Überarbeiteter Artikel, der zuerst in der Oktoberausgabe von analyse & kritik veröffentlicht wurde
Wie bereits im März 2012 hatte lediglich die CGTP, die kommunistische Gewerkschaft, zum Streik am 14. November aufgerufen. Der sozialdemokratische Gewerkschaftsverband UGT hatte im Vorfeld erklärt, dass er sich nicht beteiligen wird. Nachdem spanische Gewerkschaften ebenfalls für den 14. November zu einem Generalstreik aufgerufen hatten, entwickelte sich eine europäische Mobilisierung und der Europäische Gewerkschaftsverband rief zu einem Aktionstag auf.
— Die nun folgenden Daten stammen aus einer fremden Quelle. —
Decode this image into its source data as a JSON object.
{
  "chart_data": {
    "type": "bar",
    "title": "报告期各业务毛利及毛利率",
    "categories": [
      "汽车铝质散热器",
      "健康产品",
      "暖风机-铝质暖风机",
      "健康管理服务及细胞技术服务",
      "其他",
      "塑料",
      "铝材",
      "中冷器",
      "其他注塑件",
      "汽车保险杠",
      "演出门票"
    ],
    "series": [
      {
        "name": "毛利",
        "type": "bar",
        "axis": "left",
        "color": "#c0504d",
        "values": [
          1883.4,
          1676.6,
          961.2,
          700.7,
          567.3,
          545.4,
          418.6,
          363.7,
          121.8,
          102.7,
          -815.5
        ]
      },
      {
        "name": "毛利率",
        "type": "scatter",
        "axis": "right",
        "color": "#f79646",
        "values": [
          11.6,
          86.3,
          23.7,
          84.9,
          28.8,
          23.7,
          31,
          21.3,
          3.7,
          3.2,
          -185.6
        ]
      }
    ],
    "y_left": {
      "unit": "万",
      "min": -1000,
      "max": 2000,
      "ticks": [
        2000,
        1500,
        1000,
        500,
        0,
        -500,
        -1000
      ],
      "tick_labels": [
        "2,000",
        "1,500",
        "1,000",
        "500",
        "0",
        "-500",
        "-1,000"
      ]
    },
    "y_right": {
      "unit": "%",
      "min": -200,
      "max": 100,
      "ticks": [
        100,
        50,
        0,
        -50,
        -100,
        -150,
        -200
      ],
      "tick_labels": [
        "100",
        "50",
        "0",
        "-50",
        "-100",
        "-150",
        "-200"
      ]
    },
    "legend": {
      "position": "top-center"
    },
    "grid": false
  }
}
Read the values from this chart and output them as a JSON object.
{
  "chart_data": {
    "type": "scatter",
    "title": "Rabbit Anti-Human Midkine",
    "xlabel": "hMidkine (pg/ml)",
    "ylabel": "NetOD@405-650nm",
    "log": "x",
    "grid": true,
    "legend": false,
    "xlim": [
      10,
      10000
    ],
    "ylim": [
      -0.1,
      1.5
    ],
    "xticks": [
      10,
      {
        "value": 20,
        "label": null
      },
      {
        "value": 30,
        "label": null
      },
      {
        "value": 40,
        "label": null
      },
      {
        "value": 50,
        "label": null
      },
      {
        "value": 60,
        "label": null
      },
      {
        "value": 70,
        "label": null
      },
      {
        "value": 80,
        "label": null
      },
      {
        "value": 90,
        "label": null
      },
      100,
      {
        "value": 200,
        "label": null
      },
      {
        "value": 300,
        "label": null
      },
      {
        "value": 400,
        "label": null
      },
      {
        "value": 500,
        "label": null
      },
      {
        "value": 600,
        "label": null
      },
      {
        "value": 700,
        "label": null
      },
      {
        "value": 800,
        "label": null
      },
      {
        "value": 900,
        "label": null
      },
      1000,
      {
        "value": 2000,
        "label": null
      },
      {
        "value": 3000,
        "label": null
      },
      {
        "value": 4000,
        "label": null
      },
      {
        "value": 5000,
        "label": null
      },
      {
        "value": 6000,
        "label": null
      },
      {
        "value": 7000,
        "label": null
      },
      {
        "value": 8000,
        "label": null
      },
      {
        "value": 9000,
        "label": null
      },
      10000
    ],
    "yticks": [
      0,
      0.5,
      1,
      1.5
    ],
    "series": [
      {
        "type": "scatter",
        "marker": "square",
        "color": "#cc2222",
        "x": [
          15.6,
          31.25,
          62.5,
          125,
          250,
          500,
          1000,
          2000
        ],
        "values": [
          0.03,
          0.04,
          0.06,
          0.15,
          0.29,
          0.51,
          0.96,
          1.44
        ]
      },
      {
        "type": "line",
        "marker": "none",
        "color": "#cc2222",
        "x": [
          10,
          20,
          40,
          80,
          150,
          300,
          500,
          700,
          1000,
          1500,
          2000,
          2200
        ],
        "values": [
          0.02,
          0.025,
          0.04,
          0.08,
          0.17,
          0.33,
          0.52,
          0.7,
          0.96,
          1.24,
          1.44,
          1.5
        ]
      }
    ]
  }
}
Der Generalstreik in Portugal selbst war wesentlich stärker spürbar als der letzte Generalstreik im März 2012. Die Streikbeteiligung bewegte sich (bei den Betrieben, die bestreikt wurden) zwischen 40-50% und 90%, und sie reichte über die CGTP hinaus. Auch unabhängige Gewerkschaften und selbst einzelne UGT-Gewerkschaften mobilisierten. Der öffentliche Sektor war lahmgelegt, insbesondere etwa der Nah- und Fernverkehr. Hier sind die Gewerkschaften besser organisiert. Im privaten Sektor war der Generalstreik, wie in allen bisherigen Generalstreiks, wesentlich schwächer. Das hat zum einen damit zu tun, dass die ArbeiterInnen schneller mit Entlassungen konfrontiert sind. Zum anderen ist in der Privatwirtschaft die Scheinselbständigkeit (sog. Grüne Scheine) sehr verbreitet.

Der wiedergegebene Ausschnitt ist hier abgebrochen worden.